Balance represents the ability to stabilise and maintain a desired body position. It is the foundation upon which all movement is based. To maintain body equilibrium it takes a collaborative effort by our muscles during static and dynamic movement. Training on an unstable surface, for example, the BOSU Balance trainer, can allow this to occur, enhancing our balance, our kinesthetic sense and proprioception (the ability to perceive or feel movement and sense joint position & to be aware of body symmetry), and our ability to maintain an equalized position while controlling muscular force production regardless of the physical task at hand.
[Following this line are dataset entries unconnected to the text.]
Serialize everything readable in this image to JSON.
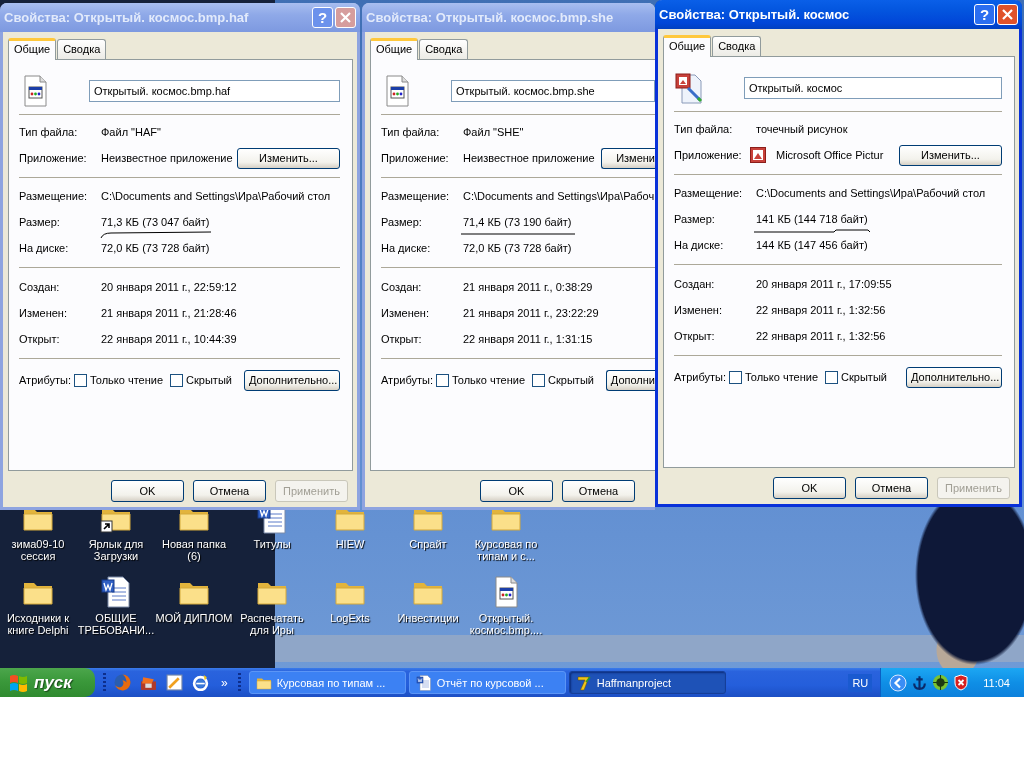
{
  "windows": [
    {
      "title": "Свойства: Открытый. космос.bmp.haf",
      "active": false,
      "title_buttons": true,
      "help_button": "?",
      "tabs": [
        {
          "label": "Общие",
          "selected": true
        },
        {
          "label": "Сводка",
          "selected": false
        }
      ],
      "file": {
        "kind": "unknown",
        "name": "Открытый. космос.bmp.haf"
      },
      "type": {
        "label": "Тип файла:",
        "value": "Файл \"HAF\""
      },
      "application": {
        "label": "Приложение:",
        "value": "Неизвестное приложение",
        "icon": false,
        "button": "Изменить..."
      },
      "location": {
        "label": "Размещение:",
        "value": "C:\\Documents and Settings\\Ира\\Рабочий стол"
      },
      "size": {
        "label": "Размер:",
        "value": "71,3 КБ (73 047 байт)",
        "underlined": true
      },
      "on_disk": {
        "label": "На диске:",
        "value": "72,0 КБ (73 728 байт)"
      },
      "created": {
        "label": "Создан:",
        "value": "20 января 2011 г., 22:59:12"
      },
      "modified": {
        "label": "Изменен:",
        "value": "21 января 2011 г., 21:28:46"
      },
      "opened": {
        "label": "Открыт:",
        "value": "22 января 2011 г., 10:44:39"
      },
      "attributes": {
        "label": "Атрибуты:",
        "checkboxes": [
          {
            "label": "Только чтение",
            "checked": false
          },
          {
            "label": "Скрытый",
            "checked": false
          }
        ],
        "button": "Дополнительно..."
      },
      "buttons": [
        {
          "label": "OK",
          "disabled": false
        },
        {
          "label": "Отмена",
          "disabled": false
        },
        {
          "label": "Применить",
          "disabled": true
        }
      ]
    },
    {
      "title": "Свойства: Открытый. космос.bmp.she",
      "active": false,
      "title_buttons": false,
      "tabs": [
        {
          "label": "Общие",
          "selected": true
        },
        {
          "label": "Сводка",
          "selected": false
        }
      ],
      "file": {
        "kind": "unknown",
        "name": "Открытый. космос.bmp.she"
      },
      "type": {
        "label": "Тип файла:",
        "value": "Файл \"SHE\""
      },
      "application": {
        "label": "Приложение:",
        "value": "Неизвестное приложение",
        "icon": false,
        "button": "Измени"
      },
      "location": {
        "label": "Размещение:",
        "value": "C:\\Documents and Settings\\Ира\\Рабоч"
      },
      "size": {
        "label": "Размер:",
        "value": "71,4 КБ (73 190 байт)",
        "underlined": true
      },
      "on_disk": {
        "label": "На диске:",
        "value": "72,0 КБ (73 728 байт)"
      },
      "created": {
        "label": "Создан:",
        "value": "21 января 2011 г., 0:38:29"
      },
      "modified": {
        "label": "Изменен:",
        "value": "21 января 2011 г., 23:22:29"
      },
      "opened": {
        "label": "Открыт:",
        "value": "22 января 2011 г., 1:31:15"
      },
      "attributes": {
        "label": "Атрибуты:",
        "checkboxes": [
          {
            "label": "Только чтение",
            "checked": false
          },
          {
            "label": "Скрытый",
            "checked": false
          }
        ],
        "button": "Дополни"
      },
      "buttons": [
        {
          "label": "OK",
          "disabled": false
        },
        {
          "label": "Отмена",
          "disabled": false
        }
      ]
    },
    {
      "title": "Свойства: Открытый. космос",
      "active": true,
      "title_buttons": true,
      "help_button": "?",
      "tabs": [
        {
          "label": "Общие",
          "selected": true
        },
        {
          "label": "Сводка",
          "selected": false
        }
      ],
      "file": {
        "kind": "picture",
        "name": "Открытый. космос"
      },
      "type": {
        "label": "Тип файла:",
        "value": "точечный рисунок"
      },
      "application": {
        "label": "Приложение:",
        "value": "Microsoft Office Pictur",
        "icon": true,
        "button": "Изменить..."
      },
      "location": {
        "label": "Размещение:",
        "value": "C:\\Documents and Settings\\Ира\\Рабочий стол"
      },
      "size": {
        "label": "Размер:",
        "value": "141 КБ (144 718 байт)",
        "underlined": true
      },
      "on_disk": {
        "label": "На диске:",
        "value": "144 КБ (147 456 байт)"
      },
      "created": {
        "label": "Создан:",
        "value": "20 января 2011 г., 17:09:55"
      },
      "modified": {
        "label": "Изменен:",
        "value": "22 января 2011 г., 1:32:56"
      },
      "opened": {
        "label": "Открыт:",
        "value": "22 января 2011 г., 1:32:56"
      },
      "attributes": {
        "label": "Атрибуты:",
        "checkboxes": [
          {
            "label": "Только чтение",
            "checked": false
          },
          {
            "label": "Скрытый",
            "checked": false
          }
        ],
        "button": "Дополнительно..."
      },
      "buttons": [
        {
          "label": "OK",
          "disabled": false
        },
        {
          "label": "Отмена",
          "disabled": false
        },
        {
          "label": "Применить",
          "disabled": true
        }
      ]
    }
  ],
  "desktop_icons": [
    {
      "kind": "folder",
      "label": "зима09-10\nсессия"
    },
    {
      "kind": "shortcut",
      "label": "Ярлык для\nЗагрузки"
    },
    {
      "kind": "folder",
      "label": "Новая папка\n(6)"
    },
    {
      "kind": "word",
      "label": "Титулы"
    },
    {
      "kind": "folder",
      "label": "HIEW"
    },
    {
      "kind": "folder",
      "label": "Спрайт"
    },
    {
      "kind": "folder",
      "label": "Курсовая по\nтипам и с..."
    },
    {
      "kind": "folder",
      "label": "Исходники к\nкниге Delphi"
    },
    {
      "kind": "word",
      "label": "ОБЩИЕ\nТРЕБОВАНИ..."
    },
    {
      "kind": "folder",
      "label": "МОЙ ДИПЛОМ"
    },
    {
      "kind": "folder",
      "label": "Распечатать\nдля Иры"
    },
    {
      "kind": "folder",
      "label": "LogExts"
    },
    {
      "kind": "folder",
      "label": "Инвестиции"
    },
    {
      "kind": "file",
      "label": "Открытый.\nкосмос.bmp...."
    }
  ],
  "taskbar": {
    "start": "пуск",
    "quick_launch_more": "»",
    "tasks": [
      {
        "kind": "folder",
        "label": "Курсовая по типам ...",
        "selected": false
      },
      {
        "kind": "word",
        "label": "Отчёт по курсовой ...",
        "selected": false
      },
      {
        "kind": "delphi",
        "label": "Haffmanproject",
        "selected": true
      }
    ],
    "language": "RU",
    "clock": "11:04"
  }
}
Having read the above, do you think you need to train for balance? More so, for Carnival? I know many of us are focused on how we look more than how we move, but balance training can enhance how you move/perform and thus can aid in the reduction of injuries or 'simple mishaps' that may occur on the road at Carnival time. Balance training recruits the core musculature, 'the unseen ones', to stabilise the body and thus develops stabilisation strength whether in motion or static. Vice versa, to balance well you have to call upon your core muscles. Here are some other benefits of balance training (BT):
• BT develops and keeps sensory feedback systems sharp and well trained. This translates to neuromuscular training that increases movement efficiency.
• BT requires a collaborative effort by your muscles which will result in improved posture and functional movement experiences. In real life situations you are rarely called upon to isolate musculature – (for playing mas this is true!)
• BT requires and integrated response from both the mind and body, resulting in "mindful training". • BT can introduce a sense of fun or play into a general fitness programme.
Some persons are affected by Balance disorders. These may be caused by many factors such as problems/infections in the inner ear, low and high blood pressure, head injury or vertigo, to name a few. Medications, maintaining a healthy weight and a healthy diet can help (after diagnosis of course). Aging is also a factor for loss of balance and thus including some form of balance work for the 'mature' would be ideal.
Whilst Balance training can be done using you own body, a variety of fitness tools can be used such as a stability ball, balance pads, balance discs and my favorite, the BOSU Balance Trainer. BOSU stands for 'Both Sides Utilized' and can be used on both sides as seen in pictures. I am a BOSU Master Trainer, which basically means that I can deliver workshops for the BOSU (entitled BOSU Integrated Balance Training) and can be found on the official BOSU website (www.bosu.com). This workshop seeks to demonstrate how the BOSU can be integrated into Cardiovascular, Strength, Muscular Endurance, Flexibility, Sport Conditioning and Core Training. If you haven't included balance work in your fitness program, give it a shot.
Patrice and Poison Ivy show some of the variations of the BOSU Balance Trainer in use.